25 Kasım kadına yönelik şiddetle mücadele bakımından özgün ve tarihsel birikimimizi temel bir gündem olarak ele aldığımız güncel bir mücadele konusudur. Elbette ki kadına karşı işlenen suçların her gün yeniden üretildiği kapitalist sistemde tek bir güne odaklanarak örgütlenecek bir mücadelenin özgürleştirici olmayacağı açıktır. Veya eşitlik mücadelesinin buna indirgeneceği gibi bir anlam çıkartmak yanlış hatta bizim özgürleşme çizgimizle uyumlu olamaz.
Kadın devrimi sermaye egemenliğine karşı mücadeleyle, erkek egemenliğine karşı mücadeleyi birleştirir. Bu nedenle her gün değişik biçimlerde tezahür eden erkek egemenliğine karşı mücadele salt kadınların veya kadın örgütlerinin görevi olarak tanımlanamaz. Karma örgütlerin, tek tek sosyalist erkeklerin öznel olarak kadına karşı uygulanan tüm saldırılara karşı tutum alması pratik bir sorundur da. 25 Kasım Kadına Yönelik Şiddetle Mücadele Günü nedeniyle sosyalist kadınlar örgütlü bulunduğumuz tüm ülke ve kentlerde planlamalar gerçekleştirdiler. Temel sorunun bu karar ve planlamaların hayata geçirilmesi olması nedeniyle, ciddiyeti elden geldiğince sağlamak önemli bir yerde duruyor. Toplam planlamaların bir parçası olduğumuzu unutmadan seyircilikle malul pratiğin değiştirilmesinin önünü açmalıyız.
AVEG-KON da kadın özgürlükçü çizgiye sahip bir kurumlaşma olarak bu konuda bağlı federasyon ve derneklerin görevleri ekseninde, gerek geçtiğimiz günlerde toplanan Temsilciler Kurulu’nda gerekse de Konsey toplantısında gündemleştirdi. Erkek eğitim atölyelerinden bildiri dağıtımlarına, film gösterimlerinden kadın yayınlarının dağıtımına, kadın kafelerinin örgütlenmesinden tek tek kadınların 25 Kasım eylemlerine katılımından sorumluluk üstlenilmesine, kurumlarda 25 Kasım günü çocuk kreşi açılmasına kadar bir çeşitlilikte görevler somutlandı. Şimdi temel sorun alınan kararların planlanması ve ciddiyetle pratikleştirilmesi olarak yansıyor. Madem ki, kadın özgürlük mücadelesi asli görevlerimiz arasında yer alıyor, o halde sosyalist saflarda cins bilincinin süreklileşmiş baskısını her günkü mücadelenin bir parçası haline getirmeliyiz.

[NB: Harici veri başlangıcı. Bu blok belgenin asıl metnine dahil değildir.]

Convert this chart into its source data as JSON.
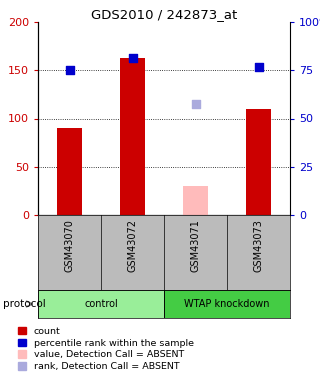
{
  "title": "GDS2010 / 242873_at",
  "samples": [
    "GSM43070",
    "GSM43072",
    "GSM43071",
    "GSM43073"
  ],
  "bar_values": [
    90,
    163,
    30,
    110
  ],
  "bar_colors": [
    "#cc0000",
    "#cc0000",
    "#ffbbbb",
    "#cc0000"
  ],
  "dot_values": [
    150,
    163,
    115,
    153
  ],
  "dot_colors": [
    "#0000cc",
    "#0000cc",
    "#aaaadd",
    "#0000cc"
  ],
  "ylim_left": [
    0,
    200
  ],
  "ylim_right": [
    0,
    100
  ],
  "yticks_left": [
    0,
    50,
    100,
    150,
    200
  ],
  "ytick_labels_left": [
    "0",
    "50",
    "100",
    "150",
    "200"
  ],
  "yticks_right": [
    0,
    25,
    50,
    75,
    100
  ],
  "ytick_labels_right": [
    "0",
    "25",
    "50",
    "75",
    "100%"
  ],
  "groups": [
    {
      "label": "control",
      "start": 0,
      "end": 1,
      "color": "#99ee99"
    },
    {
      "label": "WTAP knockdown",
      "start": 2,
      "end": 3,
      "color": "#44cc44"
    }
  ],
  "sample_label_bg": "#bbbbbb",
  "protocol_label": "protocol",
  "tick_color_left": "#cc0000",
  "tick_color_right": "#0000cc",
  "grid_color": "#000000",
  "bg_color": "#ffffff",
  "legend_items": [
    {
      "label": "count",
      "color": "#cc0000"
    },
    {
      "label": "percentile rank within the sample",
      "color": "#0000cc"
    },
    {
      "label": "value, Detection Call = ABSENT",
      "color": "#ffbbbb"
    },
    {
      "label": "rank, Detection Call = ABSENT",
      "color": "#aaaadd"
    }
  ]
}
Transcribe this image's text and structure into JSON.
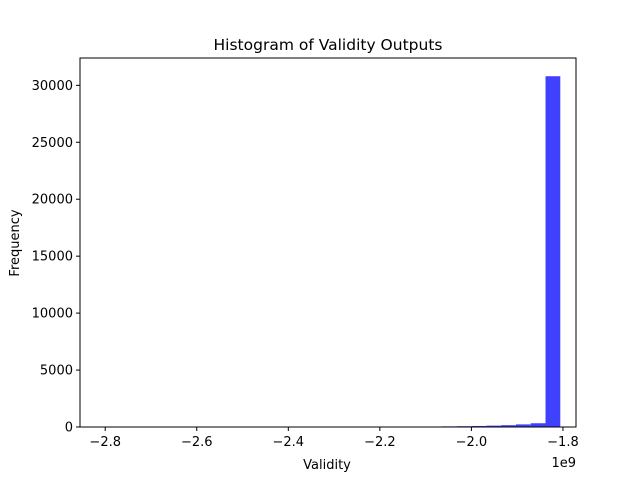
{
  "chart_data": {
    "type": "bar",
    "title": "Histogram of Validity Outputs",
    "xlabel": "Validity",
    "ylabel": "Frequency",
    "x_offset_label": "1e9",
    "bar_color": "#0000ff",
    "bar_opacity": 0.75,
    "grid": false,
    "legend": "none",
    "xlim": [
      -2.8551,
      -1.7715
    ],
    "ylim": [
      0,
      32400
    ],
    "x_ticks": [
      -2.8,
      -2.6,
      -2.4,
      -2.2,
      -2.0,
      -1.8
    ],
    "x_tick_labels": [
      "−2.8",
      "−2.6",
      "−2.4",
      "−2.2",
      "−2.0",
      "−1.8"
    ],
    "y_ticks": [
      0,
      5000,
      10000,
      15000,
      20000,
      25000,
      30000
    ],
    "y_tick_labels": [
      "0",
      "5000",
      "10000",
      "15000",
      "20000",
      "25000",
      "30000"
    ],
    "bin_edges": [
      -2.8058,
      -2.7735,
      -2.7413,
      -2.709,
      -2.6768,
      -2.6445,
      -2.6122,
      -2.58,
      -2.5477,
      -2.5155,
      -2.4832,
      -2.451,
      -2.4187,
      -2.3865,
      -2.3542,
      -2.3219,
      -2.2897,
      -2.2574,
      -2.2252,
      -2.1929,
      -2.1607,
      -2.1284,
      -2.0961,
      -2.0639,
      -2.0316,
      -1.9994,
      -1.9671,
      -1.9349,
      -1.9026,
      -1.8703,
      -1.8381,
      -1.8058
    ],
    "values": [
      2,
      1,
      1,
      1,
      1,
      2,
      1,
      2,
      2,
      2,
      3,
      3,
      4,
      4,
      5,
      6,
      8,
      10,
      12,
      16,
      22,
      30,
      40,
      55,
      70,
      90,
      120,
      160,
      230,
      330,
      30800
    ]
  }
}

Bu görevlerin bir yanı da sosyalist erkeklerin erkek egemen pratikleri ile yüzleşmek, mahkum etmek, kadın devrimi programını kavrama-kavratma sorumluluğunu üstlenmek, kadına yönelik şiddet suçunun toplumsal erkeklikle ilişkisine dair politik görevler çıkarmaktır. Bir diğer yanı da kadın kitle çalışmasını kesimsel bir çalışma alanı olarak gören anlayışları yıkarak toplumsal devrimi örgütleme işine girişmektir. Yani kadın kitlelerini örgütleme sorumluluğunun aynı zamanda toplumsal devrimi örgütleme görevi görerek hareket etmektir. Temas edilen her kadını 25 Kasım etkinliklerine çağırmak, kurumlarımızın 25 Kasım gündemli planlama yapması için sürükleyici olmak sosyalist erkeklerin bugüne dair gündemi olmalıdır.
Bu temeldeki yaklaşımımız; kadınları politik mücadelenin aktif unsuru ve kolektiflerimizin yarısı haline getirmeyi hedeflemektir. Kurumlarımızın örgütlenme sürecine kadın aklıyla müdahale etmedir. Kadına karşı işlenen suçlara ortak olmamak, pratik olarak tavır almak ve kadınları mücadeleye sevk etmenin araçlarını işlevlendirmektir. Kadınların toplumsal cinsiyet ayrımı ve çelişkisini yok etmek üzere sermaye egemenliği ile kaynaşmış erkek egemen yapıya, kadının köleleştirilmesine ve cinsiyetçiliğine dayanan sermaye egemenliği düzenine karşı hücuma geçen devrimci bir eleştiridir.